Em entrevista à Gazeta do Povo, Santos endossou a análise: "o Pavão é um espetáculo de polarização, não algo a ser levado a sério. Tem muita ficção no meio". O coordenador do MBL também criticou o anonimato do perfil: "Nós, do MBL, sempre que fazemos alguma coisa, colocamos nossa cara".
O MBL entrou em rota de colisão com o bolsonarismo principalmente à época das manifestações de 26 de maio, convocadas por apoiadores do presidente. O movimento descartou a participação nos atos, por entender que entre os organizadores da ação havia grupos que defendiam o fechamento do Congresso Nacional e do Supremo Tribunal Federal (STF). Nos atos do dia 30 de junho, de apoio ao ministro Moro, o MBL esteve presente – mas alguns integrantes do movimento foram hostilizados por bolsonaristas.
Esquerda entre o desprezo e a raiva
Na esquerda, o grupo político atacado pelo Pavão Misterioso, as reações também foram divididas: parte dos citados pediu investigações contra o perfil no Twitter e ameaçou processar os responsáveis, enquanto outros trataram as "denúncias" como deboche.
Já Glenn Greenwald e David Miranda não levaram muito a sério as mensagens do perfil.

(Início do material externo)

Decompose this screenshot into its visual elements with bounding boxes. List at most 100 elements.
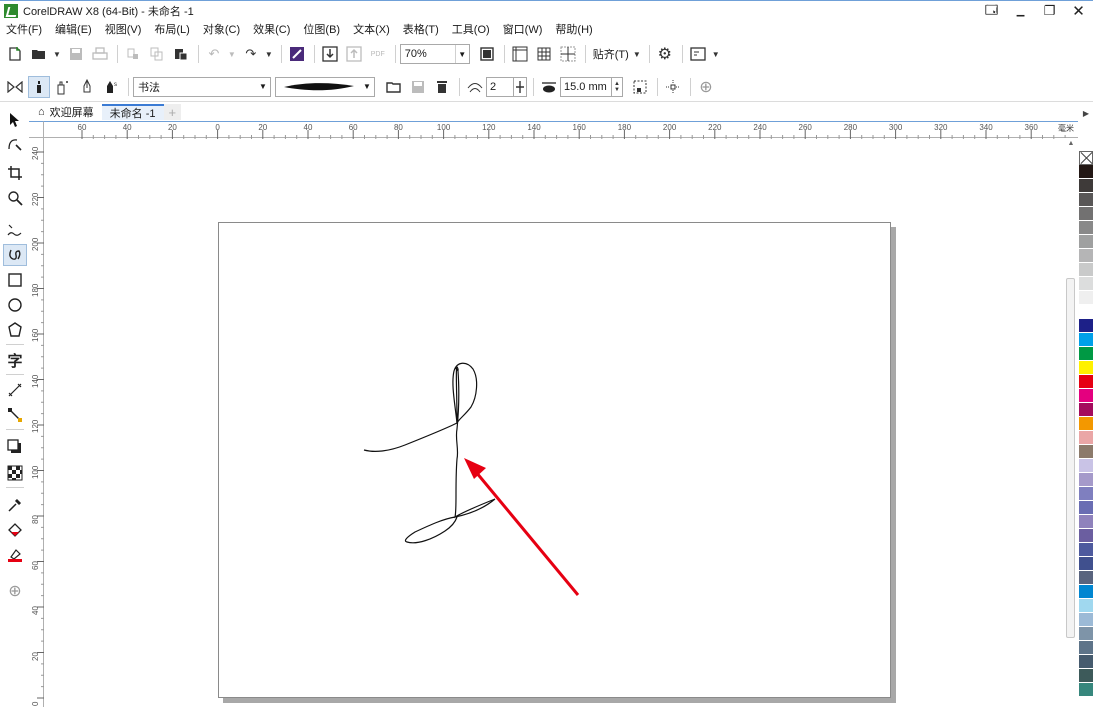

O jornalista norte-americano ironizou erros gramaticais cometidos em inglês (sua língua nativa) na primeira leva de mensagens do Pavão que foram citadas como sendo de sua autoria. E o deputado brincou com o uso da expressão nordestina "mainha", atribuída a ele nos diálogos – Miranda disse ser "carioca da gema" e, portanto, não empregar a palavra (que significa "mãezinha").
O deputado Marcelo Freixo está no primeiro grupo. Ele chamou o Pavão Misterioso de "farsa tosca" e disse que iria "denunciar essa fraude à Polícia Federal para sabermos quem é o responsável por esse perfil".